Friday, August 14, 2009

If You Thrive On Being A Multitasker, Read On…

Do you do multiple things at a time? Such as launching several browsers with different addresses while waiting for one to load up, or cooking a few things at a time since your gas stove comes with 3 or 4 burners anyway? Or calling up someone on the cell phone while driving, especially when the traffic’s really slow? Hmm… what else? Reading while pumping? Having dinner over a television program? Snacking while reading? Or clearing your emails while waiting for your simulation to complete? The list can continue on and on.

Well, if you did any of the above, and felt that you’re actually saving some time accomplishing more than one task at one time, think again. To be honest, I did some, if not all of the above - multitasking. First, I thought I could accomplish more. Second, there were just too many things to do that I had to squeeze some things in between. And thirdly, it’s so boring doing a certain thing alone that I find it easier to pass time when I multitask that with another more interesting activity.
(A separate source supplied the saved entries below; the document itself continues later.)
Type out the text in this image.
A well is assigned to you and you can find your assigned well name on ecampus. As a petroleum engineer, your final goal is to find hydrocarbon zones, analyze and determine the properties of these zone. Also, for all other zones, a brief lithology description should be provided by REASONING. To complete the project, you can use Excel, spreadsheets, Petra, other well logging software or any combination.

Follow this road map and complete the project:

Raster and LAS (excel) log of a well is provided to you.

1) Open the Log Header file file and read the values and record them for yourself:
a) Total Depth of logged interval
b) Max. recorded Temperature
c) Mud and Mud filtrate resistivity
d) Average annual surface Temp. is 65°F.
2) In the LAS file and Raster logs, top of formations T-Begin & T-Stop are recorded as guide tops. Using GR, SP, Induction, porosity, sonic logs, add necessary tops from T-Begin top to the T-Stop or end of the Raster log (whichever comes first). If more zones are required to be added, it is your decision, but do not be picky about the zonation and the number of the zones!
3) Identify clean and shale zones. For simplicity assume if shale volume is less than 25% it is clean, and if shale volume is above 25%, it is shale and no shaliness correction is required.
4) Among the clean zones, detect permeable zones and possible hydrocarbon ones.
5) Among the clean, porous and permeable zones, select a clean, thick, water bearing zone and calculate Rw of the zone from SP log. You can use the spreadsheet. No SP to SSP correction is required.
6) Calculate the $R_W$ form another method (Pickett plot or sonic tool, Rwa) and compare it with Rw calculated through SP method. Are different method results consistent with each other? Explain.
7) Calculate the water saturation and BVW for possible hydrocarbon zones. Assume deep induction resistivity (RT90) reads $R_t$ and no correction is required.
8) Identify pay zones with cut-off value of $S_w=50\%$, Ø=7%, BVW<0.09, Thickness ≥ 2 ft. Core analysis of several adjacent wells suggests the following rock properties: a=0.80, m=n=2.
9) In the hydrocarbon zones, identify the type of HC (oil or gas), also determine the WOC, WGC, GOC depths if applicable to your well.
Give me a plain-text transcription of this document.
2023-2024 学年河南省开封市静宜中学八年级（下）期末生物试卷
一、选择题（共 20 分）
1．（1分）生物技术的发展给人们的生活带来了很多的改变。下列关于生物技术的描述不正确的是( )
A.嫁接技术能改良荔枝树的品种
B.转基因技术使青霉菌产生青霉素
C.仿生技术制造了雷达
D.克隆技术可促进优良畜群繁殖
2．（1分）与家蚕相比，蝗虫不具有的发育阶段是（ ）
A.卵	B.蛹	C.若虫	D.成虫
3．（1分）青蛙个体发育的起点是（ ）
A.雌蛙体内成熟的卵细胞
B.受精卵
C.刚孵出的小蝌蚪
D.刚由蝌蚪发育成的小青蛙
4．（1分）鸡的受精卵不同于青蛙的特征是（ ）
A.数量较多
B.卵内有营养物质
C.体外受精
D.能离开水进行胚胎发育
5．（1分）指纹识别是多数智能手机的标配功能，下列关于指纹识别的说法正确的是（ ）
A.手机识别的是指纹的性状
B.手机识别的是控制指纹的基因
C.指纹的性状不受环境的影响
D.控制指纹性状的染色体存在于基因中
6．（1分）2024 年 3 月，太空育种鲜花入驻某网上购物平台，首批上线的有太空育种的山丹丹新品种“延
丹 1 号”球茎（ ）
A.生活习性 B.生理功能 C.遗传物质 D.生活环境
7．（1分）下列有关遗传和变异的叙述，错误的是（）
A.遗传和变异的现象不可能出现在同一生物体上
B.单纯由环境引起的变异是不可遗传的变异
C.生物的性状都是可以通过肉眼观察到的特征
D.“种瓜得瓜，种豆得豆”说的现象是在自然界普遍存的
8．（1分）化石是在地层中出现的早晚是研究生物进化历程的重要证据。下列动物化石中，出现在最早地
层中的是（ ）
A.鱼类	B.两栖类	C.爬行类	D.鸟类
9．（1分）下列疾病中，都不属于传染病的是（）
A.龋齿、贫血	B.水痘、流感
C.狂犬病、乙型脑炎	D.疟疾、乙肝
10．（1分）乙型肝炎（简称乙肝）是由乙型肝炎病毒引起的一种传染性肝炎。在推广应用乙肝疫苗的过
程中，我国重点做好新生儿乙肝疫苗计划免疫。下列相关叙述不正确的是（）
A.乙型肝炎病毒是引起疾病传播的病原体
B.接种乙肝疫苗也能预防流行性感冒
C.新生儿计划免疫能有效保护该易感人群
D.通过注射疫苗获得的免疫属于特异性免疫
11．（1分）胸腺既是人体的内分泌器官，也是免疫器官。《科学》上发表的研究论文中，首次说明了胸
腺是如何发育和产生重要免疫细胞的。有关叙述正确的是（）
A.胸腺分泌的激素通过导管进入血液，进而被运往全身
Let me elaborate. I have this habit of calling my parents while I am driving, just for chatting. I find talking to them a great relief, because I could just pour out everything to them and listen to their advice, or just checking how they are doing back home. Since I could not find other time to talk because my hands would be full then, I felt that driving is the best time. I have the speaker phone on, and I’m using my mouth to talk, while my hands would be free to drive. Yes, so I thought that gives me a license to talk while driving without getting into any trouble with the police. Also, especially when the traffic is bad, it’s not so boring queuing there all alone, when we have someone to take our minds off for awhile. Until one day, something happened that made me think twice. I realized that even though I could accomplish two things at a time, or removed the boring element away during that period, I was not focusing on what I was doing. When we lost focus, we won’t be able to do something well. And we might end up doing mistakes, which could actually waste more time in the long run. I have experienced making the wrong turns while I was talking while driving. That means, I needed longer time to arrive at my destination. I’ve also experienced leaving the parking ticket in my car because I was not concentrating, so I had to make additional trips to my car to retrieve it. These are just small incidents which haven’t involved life yet, such as an unforeseen accident. I also heard that robbers aim at people on the cellphone because that's the best time to attack - when people are off their guards.

But, despite all the awareness, it's still hard to change. Because it has somehow become my lifestyle. Another good example - I have noticed all along that when I was reading and pumping at the same time, I took more time to accomplish the main task, which was pumping. But since it’s boring to just pump, so I read anyway. It's better to be slower when I could read at least one chapter a day. Better than never get to start at all, I reasoned. It's like pumping has given me the justification to read, because when I pump, I could not do any other things except reading. Strange mentality I have, yeah? Ok, back to our original discussion. When I am reading, I actually spend more time to express the same amount compared to when I am just purely focusing on pumping. That’s because, while I am digesting the material, I actually slowed down a bit. Or, sometimes, I continue pumping even though I am actually done, just because I have to read a few more pages to complete that chapter. So I dragged on.

One day, while I was multitasking (cooking dinner and doing the laundry at the same time), my daughter was vying for my attention too – she wanted to tell me something. I told her to go on, I was listening. But that’s not enough for her. She wanted me to look at her before she actually started, “Mommy, you’re not looking at me. Mommy, look at me.” I told her I could hear her even though I was not looking, but she’s not happy. So I had to put my things aside, and look at her, before she actually talked to me. See, even a child could understand that. By looking at her, I could focus on her, and could see her expression when she’s relating something to me. It means she’s special, she had all my attention. Even though that also means dinner would be served later. That didn’t matter to her at all.

So, focus is indeed the keyword here. If you can still focus when you multitask, then please go ahead. I am not someone who could listen to the music while working or reading on something that requires a lot of concentration. But many of my friends could. I guess it still depends on what type of tasks that you’re multitasking; some can be done in parallel without sacrificing the quality. But I learnt something today, that when I multitask, I couldn’t give 100% focus to both things at the same time. Somehow, I would need to slow down a bit to get one task started, before moving on to the next. So even though I could complete two tasks in a certain timeframe, it would still be slower compared to if I just focus on one thing and get that done perfectly. Meaning putting my soul into it and not merely for the sake of accomplishing it. That makes a lot of difference.

1 comment:

Pet said...

I like to multi task too, sometimes I accomplished them well but at times, no.